I noticed a very interesting open access paper today, a good example of the sort of barnstorming experimentation in stem cell science that is taking place now that near-every laboratory can create pluripotent stem cells easily and at low cost. In essence the researchers did the following:
- Start with fibroblast cells that have bad, damaged mitochondria
- Produce induced pluripotent stem cells (IPSCs) from the fibroblasts
- Then direct the IPSCs to differentiate into more fibroblasts
- Lo and behold, the new fibroblasts have good, functional mitochondria
It's more complicated than that, of course, and the researchers add a list of caveats as long as your arm in the discussion - they don't have a full understanding of what is happening here and why.
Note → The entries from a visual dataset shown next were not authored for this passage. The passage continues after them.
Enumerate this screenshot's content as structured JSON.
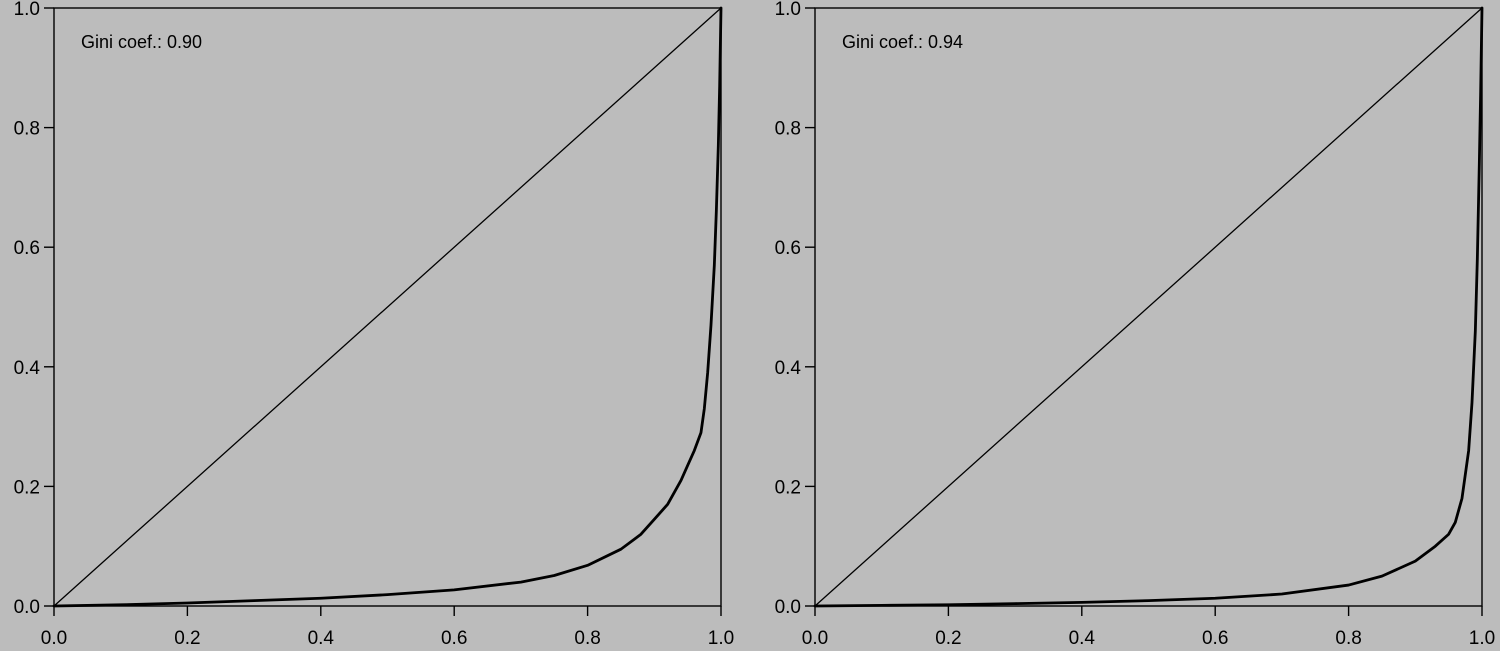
{
  "chart_data": [
    {
      "type": "line",
      "title": "",
      "xlabel": "",
      "ylabel": "",
      "xlim": [
        0,
        1
      ],
      "ylim": [
        0,
        1
      ],
      "x_ticks": [
        "0.0",
        "0.2",
        "0.4",
        "0.6",
        "0.8",
        "1.0"
      ],
      "y_ticks": [
        "0.0",
        "0.2",
        "0.4",
        "0.6",
        "0.8",
        "1.0"
      ],
      "annotation": "Gini coef.: 0.90",
      "equality_line": {
        "x": [
          0,
          1
        ],
        "y": [
          0,
          1
        ]
      },
      "series": [
        {
          "x": [
            0.0,
            0.1,
            0.2,
            0.3,
            0.4,
            0.5,
            0.6,
            0.7,
            0.75,
            0.8,
            0.85,
            0.88,
            0.9,
            0.92,
            0.94,
            0.95,
            0.96,
            0.97,
            0.975,
            0.98,
            0.985,
            0.99,
            0.993,
            0.996,
            0.998,
            1.0
          ],
          "y": [
            0.0,
            0.002,
            0.005,
            0.009,
            0.013,
            0.019,
            0.027,
            0.04,
            0.051,
            0.068,
            0.095,
            0.12,
            0.145,
            0.17,
            0.21,
            0.235,
            0.26,
            0.29,
            0.33,
            0.39,
            0.47,
            0.57,
            0.66,
            0.77,
            0.87,
            1.0
          ]
        }
      ],
      "grid": false,
      "background": "#bcbcbc"
    },
    {
      "type": "line",
      "title": "",
      "xlabel": "",
      "ylabel": "",
      "xlim": [
        0,
        1
      ],
      "ylim": [
        0,
        1
      ],
      "x_ticks": [
        "0.0",
        "0.2",
        "0.4",
        "0.6",
        "0.8",
        "1.0"
      ],
      "y_ticks": [
        "0.0",
        "0.2",
        "0.4",
        "0.6",
        "0.8",
        "1.0"
      ],
      "annotation": "Gini coef.: 0.94",
      "equality_line": {
        "x": [
          0,
          1
        ],
        "y": [
          0,
          1
        ]
      },
      "series": [
        {
          "x": [
            0.0,
            0.1,
            0.2,
            0.3,
            0.4,
            0.5,
            0.6,
            0.7,
            0.8,
            0.85,
            0.9,
            0.93,
            0.95,
            0.96,
            0.97,
            0.98,
            0.985,
            0.99,
            0.993,
            0.996,
            0.998,
            1.0
          ],
          "y": [
            0.0,
            0.001,
            0.002,
            0.004,
            0.006,
            0.009,
            0.013,
            0.02,
            0.035,
            0.05,
            0.075,
            0.1,
            0.12,
            0.14,
            0.18,
            0.26,
            0.34,
            0.46,
            0.58,
            0.74,
            0.86,
            1.0
          ]
        }
      ],
      "grid": false,
      "background": "#bcbcbc"
    }
  ]
}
Their summary:
We have examined the properties of mitochondria in two fibroblast lines, corresponding IPSCs, and fibroblasts re-derived from IPSCs using biochemical methods and electron microscopy, and found a dramatic improvement in the quality and function of the mitochondrial complement of the re-derived fibroblasts compared to input fibroblasts. This observation likely stems from two aspects of our experimental design: 1) that the input cell lines used were of advanced cellular age and contained an inefficient mitochondrial complement, and 2) the re-derived fibroblasts were produced using an extensive differentiation regimen that may more closely mimic the degree of growth and maturation found in a developing mammal.
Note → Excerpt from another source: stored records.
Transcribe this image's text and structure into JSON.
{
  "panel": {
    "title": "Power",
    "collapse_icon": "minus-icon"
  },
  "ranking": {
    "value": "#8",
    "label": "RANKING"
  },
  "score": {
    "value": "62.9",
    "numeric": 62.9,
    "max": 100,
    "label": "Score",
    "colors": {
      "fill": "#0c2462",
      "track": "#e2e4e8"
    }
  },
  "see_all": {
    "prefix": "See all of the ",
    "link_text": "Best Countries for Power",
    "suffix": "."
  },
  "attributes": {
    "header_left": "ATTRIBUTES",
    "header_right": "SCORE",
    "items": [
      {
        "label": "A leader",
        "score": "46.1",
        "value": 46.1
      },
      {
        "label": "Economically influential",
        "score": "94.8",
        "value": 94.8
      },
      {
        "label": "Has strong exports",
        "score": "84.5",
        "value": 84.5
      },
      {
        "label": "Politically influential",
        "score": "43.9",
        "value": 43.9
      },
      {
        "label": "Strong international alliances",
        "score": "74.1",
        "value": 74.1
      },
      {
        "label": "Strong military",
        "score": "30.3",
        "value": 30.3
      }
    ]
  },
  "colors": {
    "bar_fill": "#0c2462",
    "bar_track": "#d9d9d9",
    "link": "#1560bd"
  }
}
Lack of understanding aside, there is clearly something interesting going on. If there is a mechanism there to be exploited, perhaps it may be usefully applied to the development of stem cell therapies for the aged. One of the big potential issues with the whole field of tissue engineering and stem cell medicine is that old people have old stem cells and old biochemistries: damaged, dysfunctional, and problematic. But at the same time, old people are those who need these therapies the most. Therefore we want to know that there are ways to include the repair of cellular damage in any potential stem cell therapy or tissue engineering project - an extra step in between taking the source cells from the patient and then returning the modified therapeutic cells.
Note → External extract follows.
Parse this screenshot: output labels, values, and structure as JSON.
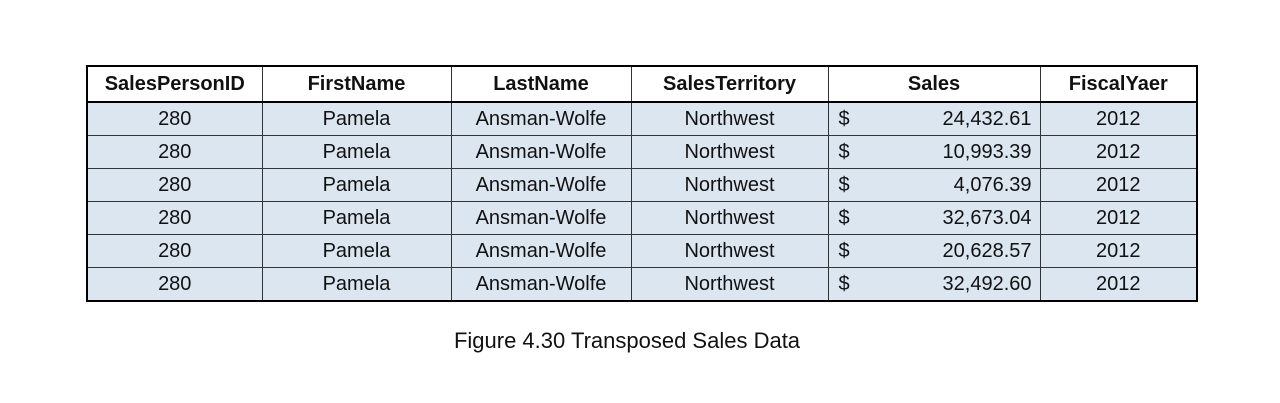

As regular readers might recall, one of the many aspects of an aged biochemistry is that the mitochondria, the swarming power plants of the cell, are damaged and dysfunctional to some degree. This accumulating mitochondrial damage is in fact one of the causes of aging, and the short explanation as to why it happens is that the cell's recycling mechanism cannot properly identify and destroy certain forms of damaged mitochondria. So it is interesting to see a process demonstrated - even a fairly radical process - whereby a cell can reset its mitochondria to a fully functional state.
Like a number of the things I point out here at Fight Aging!, I think this has no direct and immediate application to the reversal of aging. You can't revert and re-differentiate all your cells, or at least not if you want to continue living. For repair of mitochondria throughout the body, you should be looking in the direction of protofection research, or the mitoSENS project - or anything else mentioned in the summary of mitochondrial repair research posted earlier this year. But that said, it is very encouraging for the future of tissue engineering and regenerative medicine to see this sort of cell rejuvenation demonstrated. It is beginning to seem as though the hurdles imposed by an age-damaged biochemistry might not be so great after all - see this report from earlier in the year, for example:
"Regardless of the gender or age of the patient, or of diabetes, we were able to isolate in all of them a pool of functional cardiac stem cells that we can potentially use to rescue the decompensated human heart."